Typically, we are not big proponents of managing defined risk trades like iron condors or spreads. We know the risk on these trades heading into them and we’re comfortable with the maximum possible loss. Undefined risk trades such as strangles or naked puts or calls, are a different story.
There are some strategies we use when managing trades gone awry. One of our favorite trades, selling a strangle, is selling a put and call around the expected move in a stock. Let’s walk through how we manage a strangle if it goes against us.
One of the beauties of selling both puts and calls is half the trade has to be right. If the puts are in trouble, the calls are safe. If the calls are in trouble, the puts are safe.
If a stock moves through an option we are short, we immediately buy back the other half of the trade that isn’t in trouble. For instance, if a stock moves lower than expected, we buy back our call, turn around and sell another call, closer to where the stock is trading. If the stock moves higher than expected, we buy back our put and sell a new put with a higher strike price. At tastytrade, we call this “rolling up” or “rolling down” depending on if we are talking about the call side or put side.

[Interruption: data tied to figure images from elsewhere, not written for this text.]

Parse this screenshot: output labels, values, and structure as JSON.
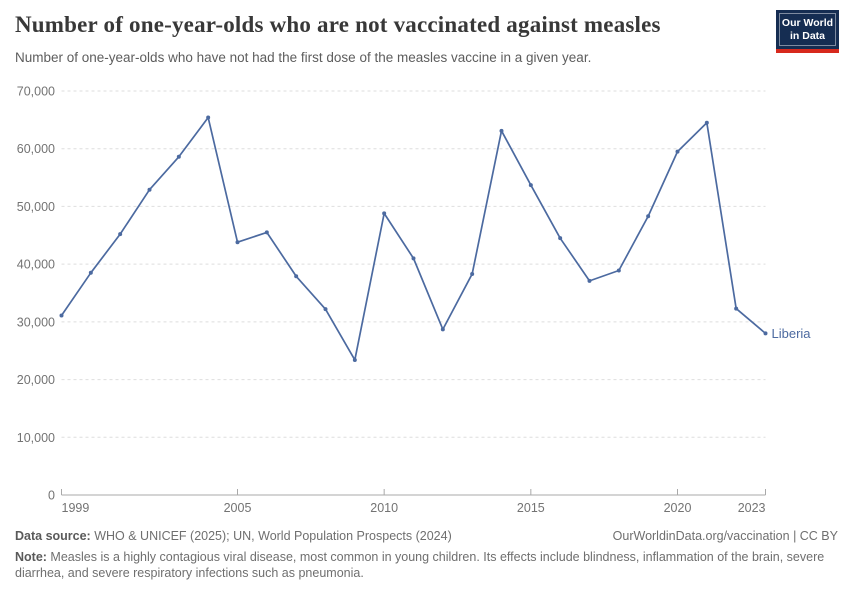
{
  "header": {
    "title": "Number of one-year-olds who are not vaccinated against measles",
    "subtitle": "Number of one-year-olds who have not had the first dose of the measles vaccine in a given year."
  },
  "logo": {
    "line1": "Our World",
    "line2": "in Data"
  },
  "chart_data": {
    "type": "line",
    "title": "Number of one-year-olds who are not vaccinated against measles",
    "xlabel": "",
    "ylabel": "",
    "x": [
      1999,
      2000,
      2001,
      2002,
      2003,
      2004,
      2005,
      2006,
      2007,
      2008,
      2009,
      2010,
      2011,
      2012,
      2013,
      2014,
      2015,
      2016,
      2017,
      2018,
      2019,
      2020,
      2021,
      2022,
      2023
    ],
    "series": [
      {
        "name": "Liberia",
        "values": [
          31100,
          38500,
          45200,
          52900,
          58600,
          65400,
          43800,
          45500,
          37900,
          32200,
          23400,
          48800,
          41000,
          28700,
          38300,
          63100,
          53700,
          44500,
          37100,
          38900,
          48300,
          59500,
          64500,
          32300,
          28000
        ]
      }
    ],
    "ylim": [
      0,
      70000
    ],
    "yticks": [
      0,
      10000,
      20000,
      30000,
      40000,
      50000,
      60000,
      70000
    ],
    "xticks": [
      1999,
      2005,
      2010,
      2015,
      2020,
      2023
    ],
    "grid": "horizontal-dashed",
    "legend": "end-of-line-label",
    "end_label": "Liberia"
  },
  "footer": {
    "source_label": "Data source:",
    "source_text": " WHO & UNICEF (2025); UN, World Population Prospects (2024)",
    "attribution": "OurWorldinData.org/vaccination | CC BY",
    "note_label": "Note:",
    "note_text": " Measles is a highly contagious viral disease, most common in young children. Its effects include blindness, inflammation of the brain, severe diarrhea, and severe respiratory infections such as pneumonia."
  },
  "colors": {
    "line": "#4C6AA0",
    "grid": "#DEDEDE",
    "axis": "#A9A9A9",
    "tick_label": "#737373",
    "logo_navy": "#152D52",
    "logo_red": "#D7291D"
  }
}
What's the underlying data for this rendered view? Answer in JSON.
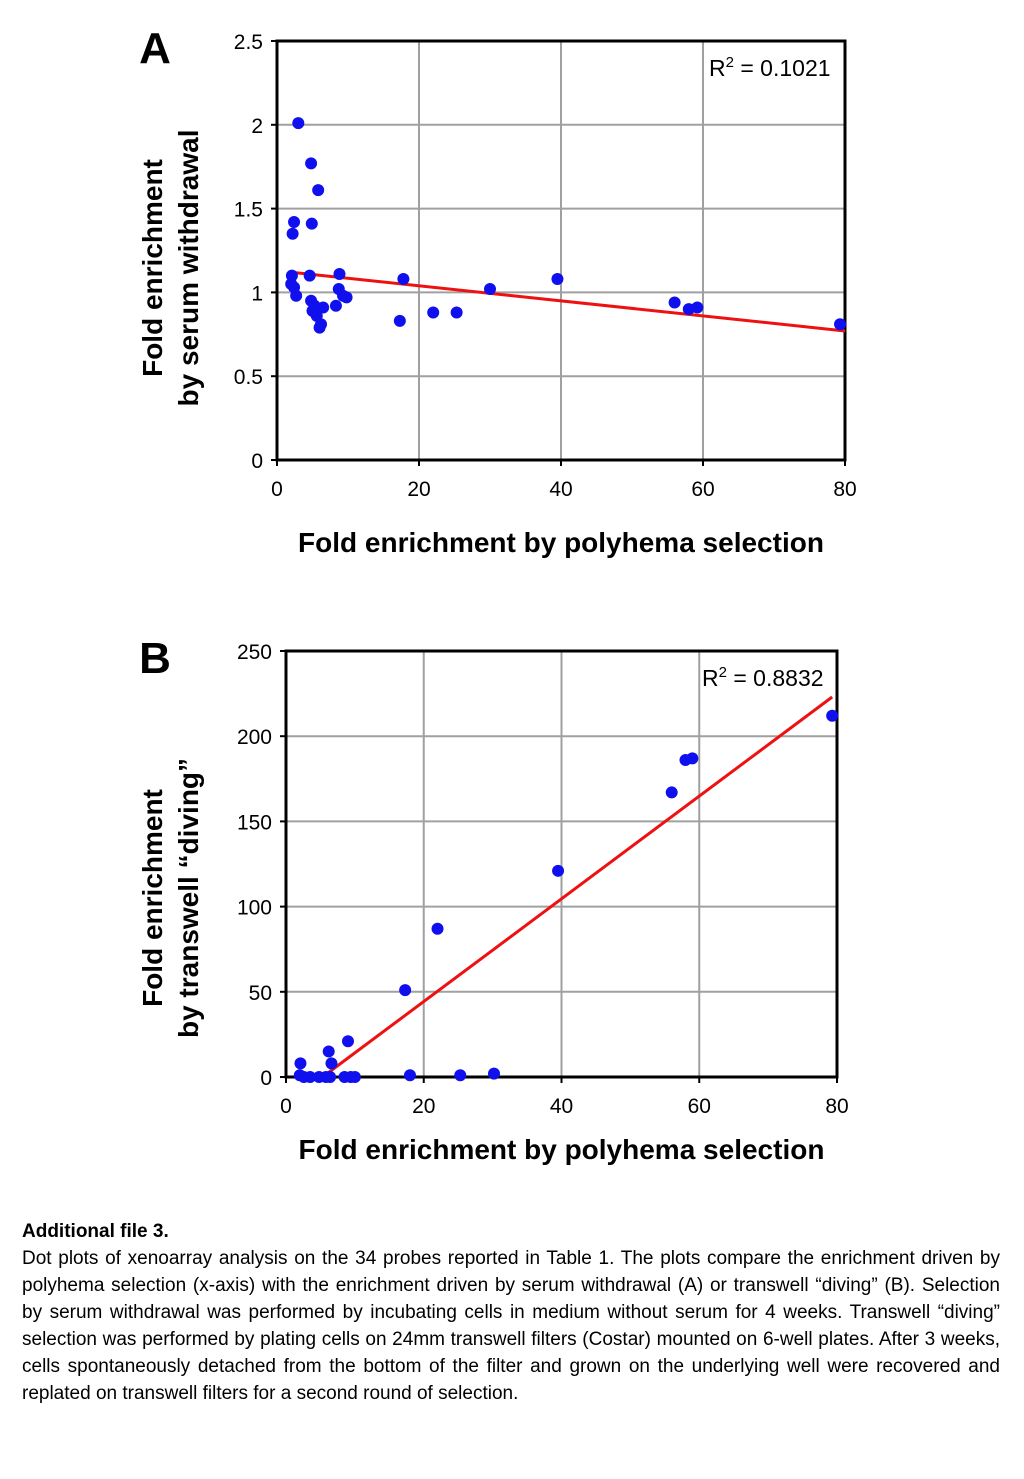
{
  "chart_data": [
    {
      "type": "scatter",
      "panel_label": "A",
      "xlabel": "Fold enrichment by polyhema selection",
      "ylabel_lines": [
        "Fold enrichment",
        "by serum withdrawal"
      ],
      "xlim": [
        0,
        80
      ],
      "ylim": [
        0,
        2.5
      ],
      "x_ticks": [
        0,
        20,
        40,
        60,
        80
      ],
      "y_ticks": [
        0,
        0.5,
        1,
        1.5,
        2,
        2.5
      ],
      "x_tick_labels": [
        "0",
        "20",
        "40",
        "60",
        "80"
      ],
      "y_tick_labels": [
        "0",
        "0.5",
        "1",
        "1.5",
        "2",
        "2.5"
      ],
      "grid": true,
      "annotation": {
        "base": "R",
        "sup": "2",
        "rest": " = 0.1021"
      },
      "point_color": "#1010ee",
      "line_color": "#ee1111",
      "trendline": {
        "x": [
          2,
          80
        ],
        "y": [
          1.12,
          0.77
        ]
      },
      "points": [
        [
          3,
          2.01
        ],
        [
          4.8,
          1.77
        ],
        [
          5.8,
          1.61
        ],
        [
          2.4,
          1.42
        ],
        [
          4.9,
          1.41
        ],
        [
          2.2,
          1.35
        ],
        [
          2.1,
          1.1
        ],
        [
          2.0,
          1.05
        ],
        [
          2.4,
          1.03
        ],
        [
          2.7,
          0.98
        ],
        [
          4.6,
          1.1
        ],
        [
          4.8,
          0.95
        ],
        [
          5.3,
          0.92
        ],
        [
          5.0,
          0.89
        ],
        [
          5.6,
          0.86
        ],
        [
          6.2,
          0.81
        ],
        [
          6.0,
          0.79
        ],
        [
          6.5,
          0.91
        ],
        [
          8.8,
          1.11
        ],
        [
          8.7,
          1.02
        ],
        [
          9.3,
          0.98
        ],
        [
          9.8,
          0.97
        ],
        [
          8.3,
          0.92
        ],
        [
          17.3,
          0.83
        ],
        [
          17.8,
          1.08
        ],
        [
          22.0,
          0.88
        ],
        [
          25.3,
          0.88
        ],
        [
          30.0,
          1.02
        ],
        [
          39.5,
          1.08
        ],
        [
          56.0,
          0.94
        ],
        [
          58.0,
          0.9
        ],
        [
          59.2,
          0.91
        ],
        [
          79.3,
          0.81
        ]
      ]
    },
    {
      "type": "scatter",
      "panel_label": "B",
      "xlabel": "Fold enrichment by polyhema selection",
      "ylabel_lines": [
        "Fold enrichment",
        "by transwell “diving”"
      ],
      "xlim": [
        0,
        80
      ],
      "ylim": [
        0,
        250
      ],
      "x_ticks": [
        0,
        20,
        40,
        60,
        80
      ],
      "y_ticks": [
        0,
        50,
        100,
        150,
        200,
        250
      ],
      "x_tick_labels": [
        "0",
        "20",
        "40",
        "60",
        "80"
      ],
      "y_tick_labels": [
        "0",
        "50",
        "100",
        "150",
        "200",
        "250"
      ],
      "grid": true,
      "annotation": {
        "base": "R",
        "sup": "2",
        "rest": " = 0.8832"
      },
      "point_color": "#1010ee",
      "line_color": "#ee1111",
      "trendline": {
        "x": [
          5.3,
          79.3
        ],
        "y": [
          0,
          223
        ]
      },
      "points": [
        [
          79.3,
          212
        ],
        [
          56.0,
          167
        ],
        [
          58.0,
          186
        ],
        [
          59.0,
          187
        ],
        [
          39.5,
          121
        ],
        [
          22.0,
          87
        ],
        [
          17.3,
          51
        ],
        [
          9.0,
          21
        ],
        [
          6.2,
          15
        ],
        [
          6.6,
          8
        ],
        [
          2.1,
          8
        ],
        [
          2.0,
          1
        ],
        [
          2.6,
          0
        ],
        [
          3.5,
          0
        ],
        [
          4.8,
          0
        ],
        [
          5.8,
          0
        ],
        [
          6.4,
          0
        ],
        [
          8.5,
          0
        ],
        [
          9.4,
          0
        ],
        [
          10.0,
          0
        ],
        [
          18.0,
          1
        ],
        [
          25.3,
          1
        ],
        [
          30.2,
          2
        ]
      ]
    }
  ],
  "caption": {
    "title": "Additional file 3.",
    "body": "Dot plots of xenoarray analysis on the 34 probes reported in Table 1. The plots compare the enrichment driven by polyhema selection (x-axis) with the enrichment driven by serum withdrawal (A) or transwell “diving” (B). Selection by serum withdrawal was performed by incubating cells in medium without serum for 4 weeks. Transwell “diving” selection was performed by plating cells on 24mm transwell filters (Costar) mounted on 6-well plates. After 3 weeks, cells spontaneously detached from the bottom of the filter and grown on the underlying well were recovered and replated on transwell filters for a second round of selection."
  }
}
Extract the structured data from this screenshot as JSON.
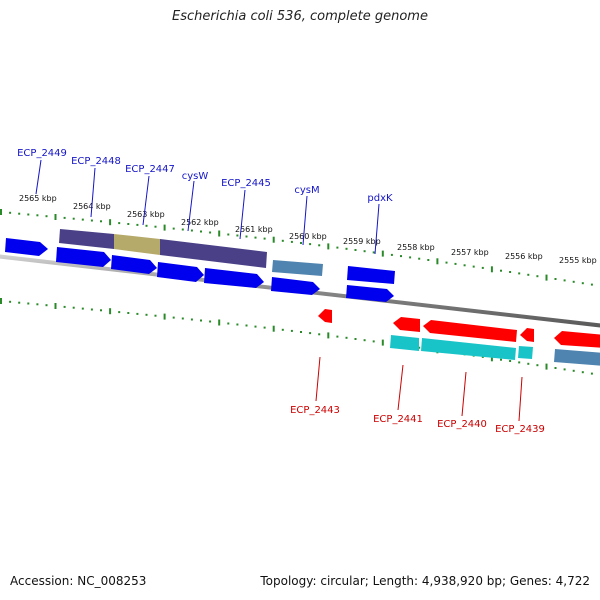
{
  "title": "Escherichia coli 536, complete genome",
  "footer": {
    "accession": "Accession: NC_008253",
    "summary": "Topology: circular; Length: 4,938,920 bp; Genes: 4,722"
  },
  "ticks": [
    "2565 kbp",
    "2564 kbp",
    "2563 kbp",
    "2562 kbp",
    "2561 kbp",
    "2560 kbp",
    "2559 kbp",
    "2558 kbp",
    "2557 kbp",
    "2556 kbp",
    "2555 kbp"
  ],
  "genes_top": [
    "ECP_2449",
    "ECP_2448",
    "ECP_2447",
    "cysW",
    "ECP_2445",
    "cysM",
    "pdxK"
  ],
  "genes_bottom": [
    "ECP_2443",
    "ECP_2441",
    "ECP_2440",
    "ECP_2439"
  ],
  "colors": {
    "forward_gene": "#0000ee",
    "reverse_gene": "#ff0000",
    "forward_label": "#1414c8",
    "reverse_label": "#cc0000",
    "domain_purple": "#4a4088",
    "domain_olive": "#b6aa6a",
    "domain_steel": "#4f84b0",
    "domain_cyan": "#19c4c8",
    "tick": "#2a8a2a",
    "backbone": "#888888"
  }
}
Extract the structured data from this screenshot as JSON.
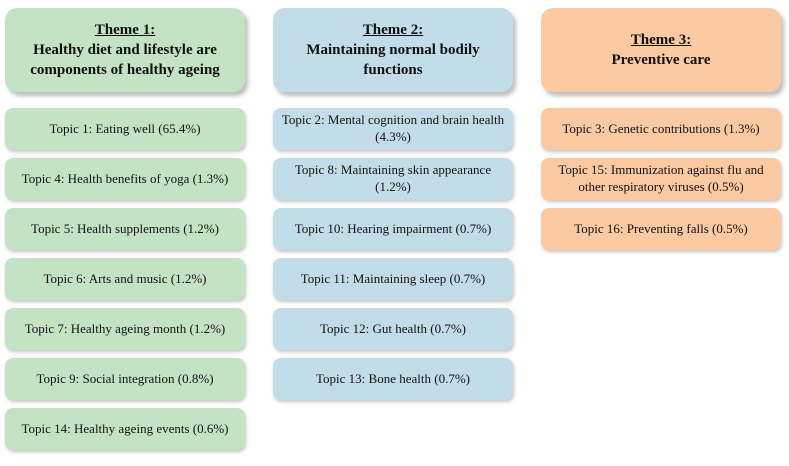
{
  "figure": {
    "description": "Three-theme topic map with topic prevalence percentages"
  },
  "themes": [
    {
      "title": "Theme 1:",
      "subtitle": "Healthy diet and lifestyle are components of healthy ageing",
      "color": "#c4e3c5",
      "topics": [
        "Topic 1: Eating well (65.4%)",
        "Topic 4: Health benefits of yoga (1.3%)",
        "Topic 5: Health supplements (1.2%)",
        "Topic 6: Arts and music (1.2%)",
        "Topic 7: Healthy ageing month (1.2%)",
        "Topic 9: Social integration (0.8%)",
        "Topic 14: Healthy ageing events (0.6%)"
      ]
    },
    {
      "title": "Theme 2:",
      "subtitle": "Maintaining normal bodily functions",
      "color": "#c3dde8",
      "topics": [
        "Topic 2: Mental cognition and brain health (4.3%)",
        "Topic 8: Maintaining skin appearance (1.2%)",
        "Topic 10: Hearing impairment (0.7%)",
        "Topic 11: Maintaining sleep (0.7%)",
        "Topic 12: Gut health (0.7%)",
        "Topic 13: Bone health (0.7%)"
      ]
    },
    {
      "title": "Theme 3:",
      "subtitle": "Preventive care",
      "color": "#fbc9a2",
      "topics": [
        "Topic 3: Genetic contributions (1.3%)",
        "Topic 15: Immunization against flu and other respiratory viruses (0.5%)",
        "Topic 16: Preventing falls (0.5%)"
      ]
    }
  ]
}
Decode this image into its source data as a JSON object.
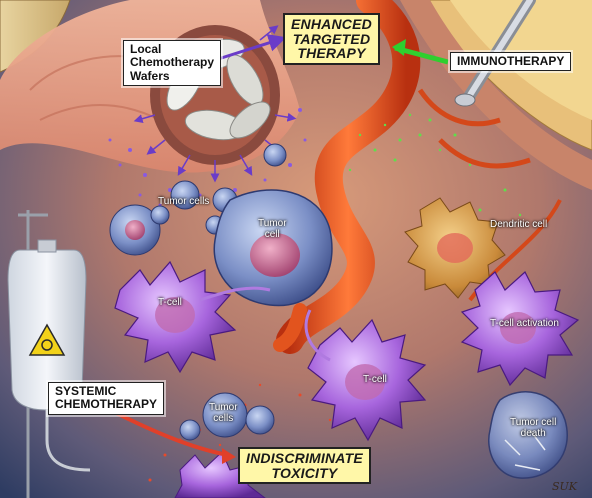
{
  "labels": {
    "local_wafers": [
      "Local",
      "Chemotherapy",
      "Wafers"
    ],
    "enhanced": [
      "ENHANCED",
      "TARGETED",
      "THERAPY"
    ],
    "immunotherapy": "IMMUNOTHERAPY",
    "systemic": [
      "SYSTEMIC",
      "CHEMOTHERAPY"
    ],
    "indiscriminate": [
      "INDISCRIMINATE",
      "TOXICITY"
    ],
    "tumor_cells_top": "Tumor cells",
    "tumor_cell": [
      "Tumor",
      "cell"
    ],
    "dendritic_cell": "Dendritic cell",
    "t_cell_left": "T-cell",
    "t_cell_activation": "T-cell activation",
    "t_cell_center": "T-cell",
    "tumor_cells_bottom": [
      "Tumor",
      "cells"
    ],
    "tumor_cell_death": [
      "Tumor cell",
      "death"
    ]
  },
  "colors": {
    "label_box": "#ffffff",
    "highlight_box": "#fff7a8",
    "arrow_purple": "#6a3cc8",
    "arrow_green": "#2fcf2f",
    "arrow_red": "#e0402a",
    "t_cell": "#9b5bd6",
    "tumor_cell": "#6f86c4",
    "vessel": "#e2541e",
    "dendritic": "#d9a24a"
  },
  "signature": "SUK"
}
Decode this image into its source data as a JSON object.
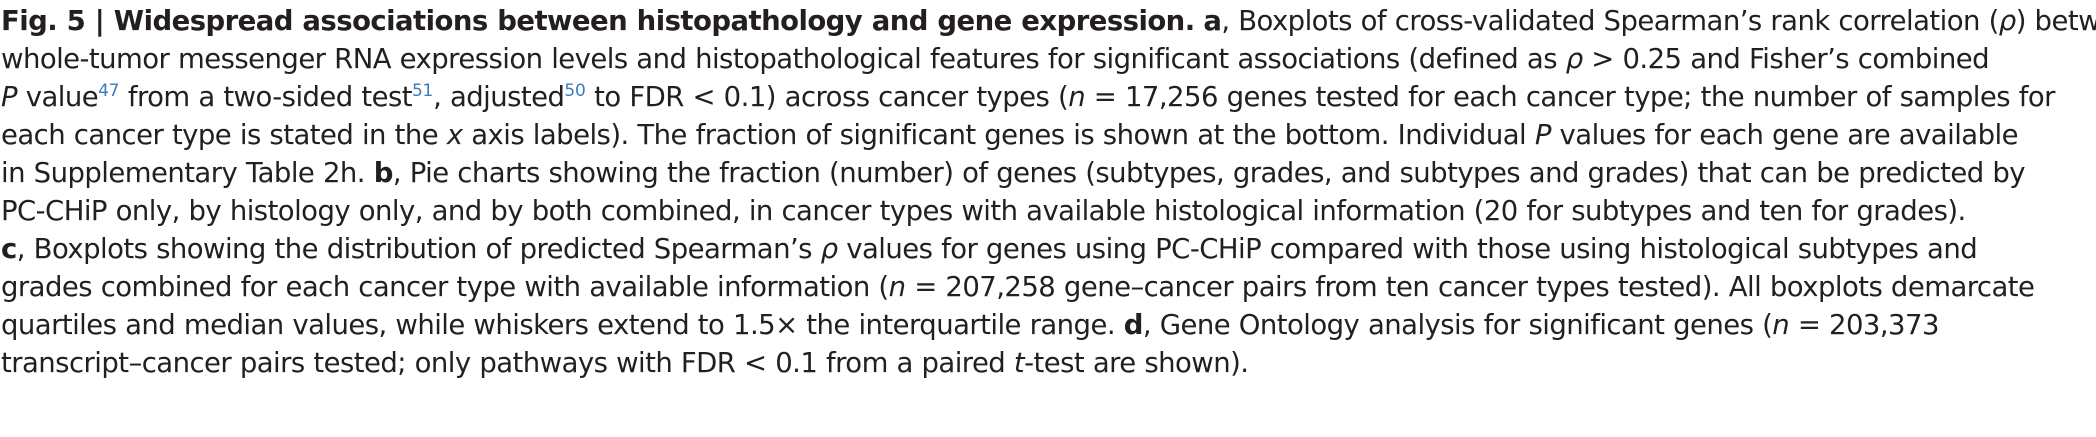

Rolling allows us to collect additional premium. This is important for two reasons:
First, if we have to buy back anything, we’ve reduced what it will cost.
Second, if we are eventually assigned stock on a short option (i.e., long stock from a short put, short stock from a short call) the premium collected is lowering our cost basis.
For the side of the trade in trouble or “being challenged,” ideally we want to “roll it out” to a further expiration or further OTM strike for yet more premium. That means buying back the challenged option then selling the same type of option (i.e., put or call), further out of the money and likely further out in time.
The reason we have to go further out in time is often that is the only way to collect enough premium. As a general rule, we only roll for a credit or if rolling will not cost us anything. If rolling involves a debit, our preference is not to roll.
Not all trades can be managed neatly. There are a number of variables that can affect our ability to manage trades from account type to account size. But for those trades we can manage, this is our preferred method.
Josh Fabian has been trading futures and derivatives for more than 25 years.